Obligations require that an action be taken, and duty is the execution of that action.  Sociologists believe that obligation is an objective force, but philosophers believe that obligations are moral imperatives.  Others claim that it regresses the relationship. First, it is doubtful that one can be forced to obey an illegitimate regime. As Rawls puts it, “appropriation or even consent to manifestly unjust institutions does not create obligations” (Rawls 1971, 343; but cf. Simmons 1979, 78-79). If so, at least some conditions of legitimacy precede a commitment to obedience. Second, there is good reason to believe that we would have no obligation to comply if the law did not already have the right to maintain its requirements “with steel.” A legal system that cannot exert justified coercion cannot guarantee to law-abiding people that recalcitrants will not regard them as fools.
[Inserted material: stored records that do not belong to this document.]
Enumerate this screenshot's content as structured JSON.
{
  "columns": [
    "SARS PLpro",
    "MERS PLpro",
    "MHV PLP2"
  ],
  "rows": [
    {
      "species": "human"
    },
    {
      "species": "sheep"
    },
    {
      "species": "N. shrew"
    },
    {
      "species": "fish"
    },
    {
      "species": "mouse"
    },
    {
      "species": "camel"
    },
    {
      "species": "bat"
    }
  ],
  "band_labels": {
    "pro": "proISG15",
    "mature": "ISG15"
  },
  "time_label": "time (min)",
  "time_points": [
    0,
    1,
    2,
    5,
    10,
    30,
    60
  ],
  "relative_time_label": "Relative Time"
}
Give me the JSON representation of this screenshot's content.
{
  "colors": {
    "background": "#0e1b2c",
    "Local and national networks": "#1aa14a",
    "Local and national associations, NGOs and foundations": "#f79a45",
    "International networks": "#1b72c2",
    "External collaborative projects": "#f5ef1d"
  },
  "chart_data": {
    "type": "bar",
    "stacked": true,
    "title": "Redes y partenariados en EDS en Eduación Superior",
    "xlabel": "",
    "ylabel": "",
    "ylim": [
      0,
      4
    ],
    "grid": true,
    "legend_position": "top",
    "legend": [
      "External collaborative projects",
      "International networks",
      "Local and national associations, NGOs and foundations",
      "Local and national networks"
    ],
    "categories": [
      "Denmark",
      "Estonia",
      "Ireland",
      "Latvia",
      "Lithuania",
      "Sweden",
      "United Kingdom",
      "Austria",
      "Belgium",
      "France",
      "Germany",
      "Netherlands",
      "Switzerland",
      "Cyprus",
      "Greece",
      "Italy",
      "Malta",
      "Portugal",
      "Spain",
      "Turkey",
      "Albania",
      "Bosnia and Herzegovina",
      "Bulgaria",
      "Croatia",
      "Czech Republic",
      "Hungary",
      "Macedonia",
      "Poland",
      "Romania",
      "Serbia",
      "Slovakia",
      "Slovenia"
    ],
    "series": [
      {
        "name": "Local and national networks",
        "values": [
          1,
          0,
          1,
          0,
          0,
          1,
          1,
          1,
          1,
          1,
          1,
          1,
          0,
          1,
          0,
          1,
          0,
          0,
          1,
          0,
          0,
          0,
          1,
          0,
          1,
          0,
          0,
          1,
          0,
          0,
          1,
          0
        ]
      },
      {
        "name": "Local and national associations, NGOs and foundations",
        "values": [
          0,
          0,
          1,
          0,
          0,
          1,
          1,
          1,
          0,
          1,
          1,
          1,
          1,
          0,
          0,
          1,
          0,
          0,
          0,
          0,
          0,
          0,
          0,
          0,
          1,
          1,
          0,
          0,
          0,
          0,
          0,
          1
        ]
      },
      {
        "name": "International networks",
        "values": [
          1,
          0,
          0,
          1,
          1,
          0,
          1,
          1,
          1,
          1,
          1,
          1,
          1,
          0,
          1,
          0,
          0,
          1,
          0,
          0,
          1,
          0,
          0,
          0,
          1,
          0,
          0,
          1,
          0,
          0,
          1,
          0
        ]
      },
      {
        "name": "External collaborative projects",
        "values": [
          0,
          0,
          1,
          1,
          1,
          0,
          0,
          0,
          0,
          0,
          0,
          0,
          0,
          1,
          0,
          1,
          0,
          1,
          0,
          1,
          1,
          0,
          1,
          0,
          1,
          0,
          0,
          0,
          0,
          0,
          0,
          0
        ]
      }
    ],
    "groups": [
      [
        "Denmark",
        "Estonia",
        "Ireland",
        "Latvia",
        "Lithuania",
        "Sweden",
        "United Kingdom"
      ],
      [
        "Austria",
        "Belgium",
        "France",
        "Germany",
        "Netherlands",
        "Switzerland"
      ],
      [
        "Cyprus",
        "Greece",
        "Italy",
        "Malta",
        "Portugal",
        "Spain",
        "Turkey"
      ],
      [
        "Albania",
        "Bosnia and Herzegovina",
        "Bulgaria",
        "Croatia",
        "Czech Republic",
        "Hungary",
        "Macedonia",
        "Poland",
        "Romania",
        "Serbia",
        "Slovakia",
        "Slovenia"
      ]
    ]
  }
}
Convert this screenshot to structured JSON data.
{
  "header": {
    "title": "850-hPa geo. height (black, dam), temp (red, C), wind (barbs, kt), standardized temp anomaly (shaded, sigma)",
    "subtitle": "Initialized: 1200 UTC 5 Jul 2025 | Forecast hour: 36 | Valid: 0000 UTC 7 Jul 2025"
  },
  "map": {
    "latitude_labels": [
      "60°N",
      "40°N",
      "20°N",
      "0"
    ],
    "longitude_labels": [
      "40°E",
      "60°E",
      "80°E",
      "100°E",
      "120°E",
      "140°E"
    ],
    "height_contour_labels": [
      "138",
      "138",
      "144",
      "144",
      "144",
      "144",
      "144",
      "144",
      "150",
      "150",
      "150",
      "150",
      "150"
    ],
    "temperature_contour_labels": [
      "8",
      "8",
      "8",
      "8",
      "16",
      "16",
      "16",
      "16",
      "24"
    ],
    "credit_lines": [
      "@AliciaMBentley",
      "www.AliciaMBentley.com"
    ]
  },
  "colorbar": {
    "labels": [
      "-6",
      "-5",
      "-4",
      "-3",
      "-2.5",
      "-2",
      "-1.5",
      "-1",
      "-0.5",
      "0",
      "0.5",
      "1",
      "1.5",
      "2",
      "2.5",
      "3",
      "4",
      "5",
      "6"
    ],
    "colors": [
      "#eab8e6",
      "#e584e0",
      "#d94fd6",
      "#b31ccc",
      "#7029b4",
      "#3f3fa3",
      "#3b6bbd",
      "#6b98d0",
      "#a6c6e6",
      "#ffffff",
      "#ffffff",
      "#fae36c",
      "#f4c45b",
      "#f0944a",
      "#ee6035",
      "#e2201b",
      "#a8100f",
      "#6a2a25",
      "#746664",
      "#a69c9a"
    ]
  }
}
Without being able to solve this insurance problem, it would be unfair to impose obligations on them and unfair to demand their obedience. This proposal is based on the well-known idea that effectiveness is a necessary, but certainly not sufficient, condition for a justified authority. (See Kelsen 1967, 46-50; cf. Finnis 1979, 250) The correlational view of authority commitment is not generally accepted. Some argue that legal authority does not imply a right of reclamation, but only a set of freedoms: to decide certain matters for a society and enforce its decisions. (Soper 2002, 85 ff; cf. Ladenson 1980; Greenawalt, 1987; 47–61; and Edmundson, 1998, pp. 7-70). The concept of freedom must answer two questions. First, is it not a characteristic of a right of decision that it obliges subjects not to react to competing decisions? If the law says that abortion is permitted, and the Church says it is not, what does it mean to deny the Church`s right to decide, if not that public order should be structured by the first decision and not by the second, even if the second is correct? Second, does the right to enforcement imply an obligation for subjects to pay the penalty if necessary? If so, then it is only an abbreviated version of the correlative theory of obligations – a theory that states that punitive and restorative obligations, but not primary obligations, are binding.